Soviet Defector’s Life Comes To A ‘Lonely End’ In U.S.

Arkady Shevchenko, the highest-ranking Soviet diplomat to seek asylum in the United States, quietly was working on a book about the Soviet Union’s foreign policy establishment when he died in a Washington suburb, the head of a group that helped defectors said Tuesday.

Considered the CIA’s catch of the 1970s, Shevchenko defected in April 1978. When he announced through his attorney that he would not go home, Soviet officials claimed he was being held in the United States “under duress.”

“It’s really a shame that someone who contributed so much to this country and to the West in general had such an unfortunate and lonely end here,” said Bill Geimer of the Jamestown Foundation.

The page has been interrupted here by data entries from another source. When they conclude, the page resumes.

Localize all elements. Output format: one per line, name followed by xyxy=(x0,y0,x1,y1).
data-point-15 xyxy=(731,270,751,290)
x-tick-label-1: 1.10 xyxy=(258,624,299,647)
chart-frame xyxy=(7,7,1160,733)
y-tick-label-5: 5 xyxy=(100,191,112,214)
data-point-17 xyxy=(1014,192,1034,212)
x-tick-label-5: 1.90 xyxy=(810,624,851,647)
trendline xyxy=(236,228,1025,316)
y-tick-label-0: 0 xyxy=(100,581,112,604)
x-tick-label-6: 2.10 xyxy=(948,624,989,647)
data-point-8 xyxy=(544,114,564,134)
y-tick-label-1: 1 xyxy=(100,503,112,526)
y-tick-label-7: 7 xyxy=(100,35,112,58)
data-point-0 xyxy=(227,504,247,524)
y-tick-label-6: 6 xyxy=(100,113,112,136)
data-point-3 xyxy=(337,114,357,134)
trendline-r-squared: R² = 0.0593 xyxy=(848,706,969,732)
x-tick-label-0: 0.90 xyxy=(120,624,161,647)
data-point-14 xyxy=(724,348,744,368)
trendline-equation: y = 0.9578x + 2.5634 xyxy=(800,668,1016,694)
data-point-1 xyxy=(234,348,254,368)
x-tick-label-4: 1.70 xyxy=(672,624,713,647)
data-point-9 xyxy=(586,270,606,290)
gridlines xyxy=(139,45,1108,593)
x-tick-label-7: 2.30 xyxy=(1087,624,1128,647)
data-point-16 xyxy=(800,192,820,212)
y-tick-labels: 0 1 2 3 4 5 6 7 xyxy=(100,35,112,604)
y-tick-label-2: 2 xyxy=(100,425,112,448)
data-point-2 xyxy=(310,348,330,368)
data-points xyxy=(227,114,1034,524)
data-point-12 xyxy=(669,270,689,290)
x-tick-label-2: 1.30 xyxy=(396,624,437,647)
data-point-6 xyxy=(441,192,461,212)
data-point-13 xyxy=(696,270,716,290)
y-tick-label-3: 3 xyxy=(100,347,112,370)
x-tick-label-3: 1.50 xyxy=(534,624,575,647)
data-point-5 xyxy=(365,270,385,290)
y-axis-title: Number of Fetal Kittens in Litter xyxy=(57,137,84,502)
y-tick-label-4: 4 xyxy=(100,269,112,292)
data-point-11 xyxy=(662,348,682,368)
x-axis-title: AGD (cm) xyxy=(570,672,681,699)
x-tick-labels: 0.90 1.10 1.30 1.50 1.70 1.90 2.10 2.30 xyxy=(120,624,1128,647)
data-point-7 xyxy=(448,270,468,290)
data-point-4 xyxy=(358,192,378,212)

The organization promoted high-level defections from the Soviet Union and provided career counseling and other help to defectors.

Shevchenko died Feb. 28 in his home in Bethesda, Md., from an apparent heart attack. He was 67.

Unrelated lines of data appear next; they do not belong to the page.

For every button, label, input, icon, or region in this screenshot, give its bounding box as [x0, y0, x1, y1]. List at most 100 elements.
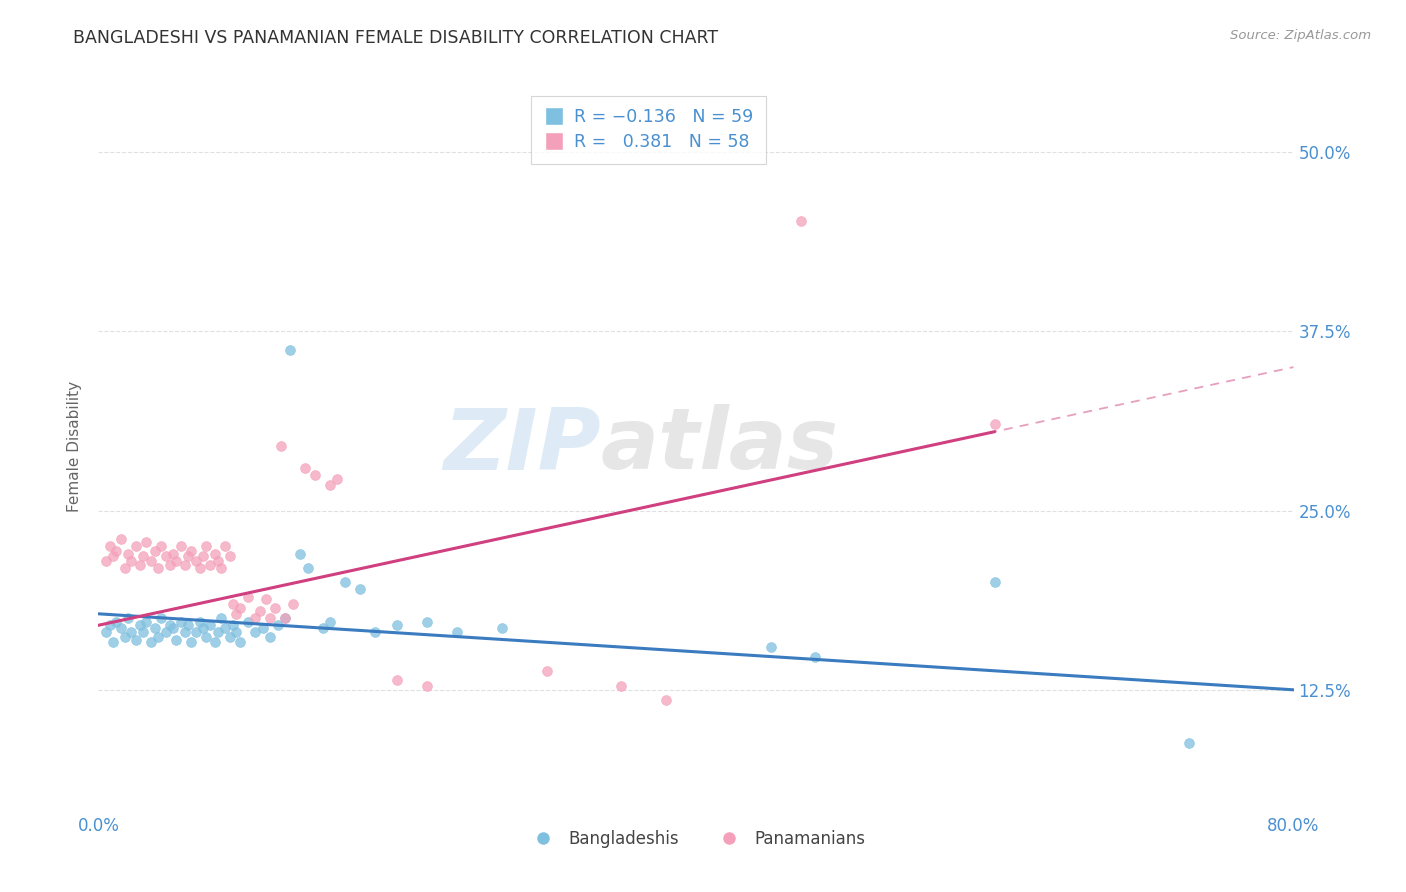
Point: [174, 558, 197, 572]
Point: [180, 543, 202, 558]
Point: [191, 549, 214, 564]
Point: [169, 615, 191, 630]
Point: [326, 472, 349, 486]
Point: [274, 611, 297, 625]
Point: [94, 625, 117, 640]
Point: [319, 477, 342, 491]
Text: atlas: atlas: [600, 404, 838, 488]
Point: [110, 533, 132, 547]
Point: [1178, 736, 1201, 750]
Point: [245, 611, 267, 625]
Point: [536, 664, 558, 678]
Point: [349, 582, 371, 597]
Point: [245, 625, 267, 640]
Point: [259, 611, 281, 625]
Point: [297, 561, 319, 575]
Point: [446, 625, 468, 640]
Point: [139, 635, 162, 649]
Point: [491, 621, 513, 635]
Point: [304, 467, 326, 482]
Point: [222, 618, 245, 632]
Point: [135, 615, 157, 630]
Point: [281, 597, 304, 611]
Point: [200, 618, 222, 632]
Point: [195, 540, 218, 554]
Point: [229, 601, 252, 615]
Point: [222, 597, 245, 611]
Point: [200, 558, 222, 572]
Point: [267, 618, 290, 632]
Text: Source: ZipAtlas.com: Source: ZipAtlas.com: [1230, 29, 1371, 42]
Point: [225, 625, 247, 640]
Point: [364, 625, 387, 640]
Point: [165, 554, 187, 568]
Text: ZIP: ZIP: [443, 404, 600, 488]
Point: [254, 592, 277, 607]
Point: [135, 535, 157, 549]
Point: [789, 214, 811, 228]
Point: [98, 540, 122, 554]
Y-axis label: Female Disability: Female Disability: [67, 380, 83, 512]
Point: [177, 618, 200, 632]
Point: [129, 618, 152, 632]
Point: [311, 621, 333, 635]
Point: [804, 649, 827, 664]
Point: [150, 611, 173, 625]
Point: [114, 630, 136, 644]
Point: [98, 618, 122, 632]
Point: [105, 543, 128, 558]
Point: [117, 611, 139, 625]
Point: [184, 554, 207, 568]
Legend: Bangladeshis, Panamanians: Bangladeshis, Panamanians: [520, 823, 872, 855]
Point: [169, 540, 191, 554]
Point: [288, 547, 311, 561]
Point: [236, 590, 259, 604]
Point: [191, 621, 214, 635]
Point: [103, 549, 125, 564]
Point: [219, 630, 242, 644]
Point: [385, 618, 409, 632]
Point: [177, 549, 200, 564]
Point: [204, 635, 226, 649]
Point: [94, 554, 117, 568]
Point: [209, 611, 232, 625]
Point: [416, 679, 439, 693]
Point: [259, 630, 281, 644]
Point: [416, 615, 439, 630]
Point: [125, 540, 148, 554]
Point: [274, 611, 297, 625]
Point: [143, 543, 166, 558]
Point: [759, 640, 782, 654]
Point: [204, 547, 226, 561]
Point: [333, 575, 356, 590]
Point: [984, 417, 1007, 432]
Point: [117, 547, 139, 561]
Point: [610, 679, 633, 693]
Point: [155, 625, 177, 640]
Point: [278, 343, 301, 357]
Point: [319, 615, 342, 630]
Text: BANGLADESHI VS PANAMANIAN FEMALE DISABILITY CORRELATION CHART: BANGLADESHI VS PANAMANIAN FEMALE DISABIL…: [73, 29, 718, 46]
Point: [132, 625, 155, 640]
Point: [103, 635, 125, 649]
Point: [209, 561, 232, 575]
Point: [207, 554, 229, 568]
Point: [159, 558, 181, 572]
Point: [252, 621, 274, 635]
Point: [984, 575, 1007, 590]
Point: [150, 540, 173, 554]
Point: [132, 549, 155, 564]
Point: [155, 549, 177, 564]
Point: [148, 561, 170, 575]
Point: [195, 630, 218, 644]
Point: [105, 615, 128, 630]
Point: [125, 632, 148, 647]
Point: [270, 439, 292, 453]
Point: [165, 632, 187, 647]
Point: [188, 615, 211, 630]
Point: [180, 635, 202, 649]
Point: [225, 607, 247, 621]
Point: [174, 625, 197, 640]
Point: [162, 621, 184, 635]
Point: [120, 554, 142, 568]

Shevchenko was undersecretary-general of the United Nations in the mid-1970s when he began providing secrets to the CIA. Before taking the U.N. post, he was secretary in Moscow to Andrei Gromyko, then the Soviet foreign minister.

After his defection, Shevchenko wrote the best-selling book “Breaking with Moscow,” commanded lucrative lecture fees and lived in a well-to-do Washington neighborhood.

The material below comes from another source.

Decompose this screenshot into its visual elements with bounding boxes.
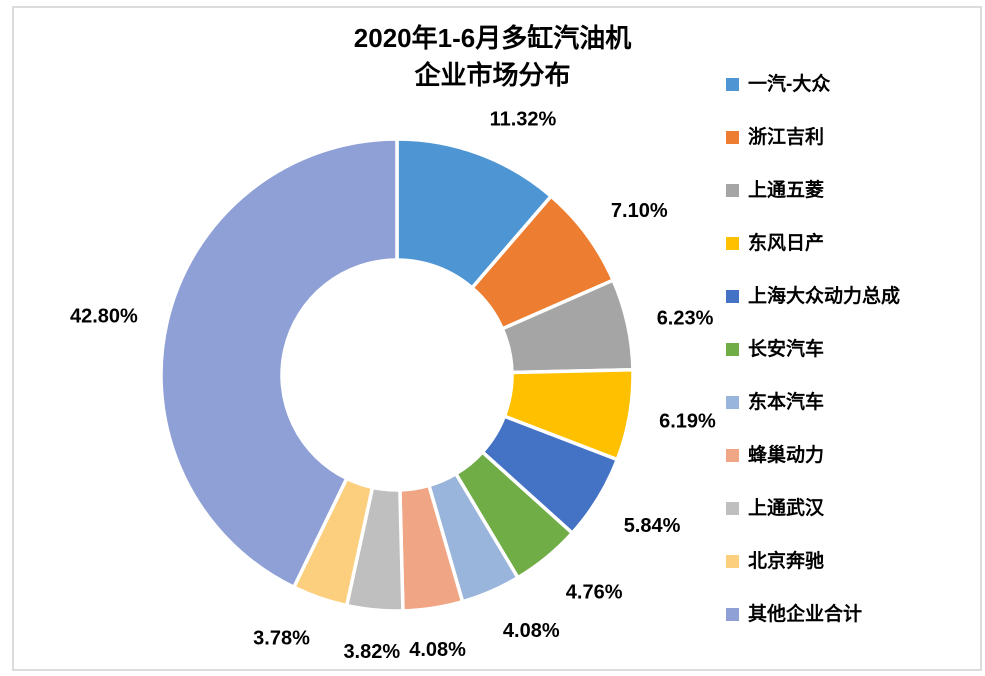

But his book said the road to success was not easy and that his CIA handlers had proved insensitive to the trauma of defection. The KGB whisked his wife back to Moscow where she reportedly committed suicide by taking an overdose of sleeping pills.

In the fall of 1978, Shevchenko was involved in a bizarre kiss-and-tell security scandal when a Washington call girl named Judy Chavez charged publicly that she was being paid by the CIA to provide sex for him. The ensuing publicity, Geimer said, devastated Shevchenko.

With the breakup of the Soviet Union, Shevchenko disappeared from public view.

“When ‘Breaking with Moscow’ was published, interest in the Soviet Union and Soviet-U.S. relations was at a peak, but the breakup of the U.S.S.R. dissipated a great deal of that interest,” Geimer said. “He just went quiet after a while, becoming almost a recluse, in contrast to many other former defectors who remain active.

“He went to work on material that he thought would be of historical interest,” Geimer said, adding that at the time of his death, Shevchenko had been working on an analysis of the Soviet foreign policy decision-making apparatus.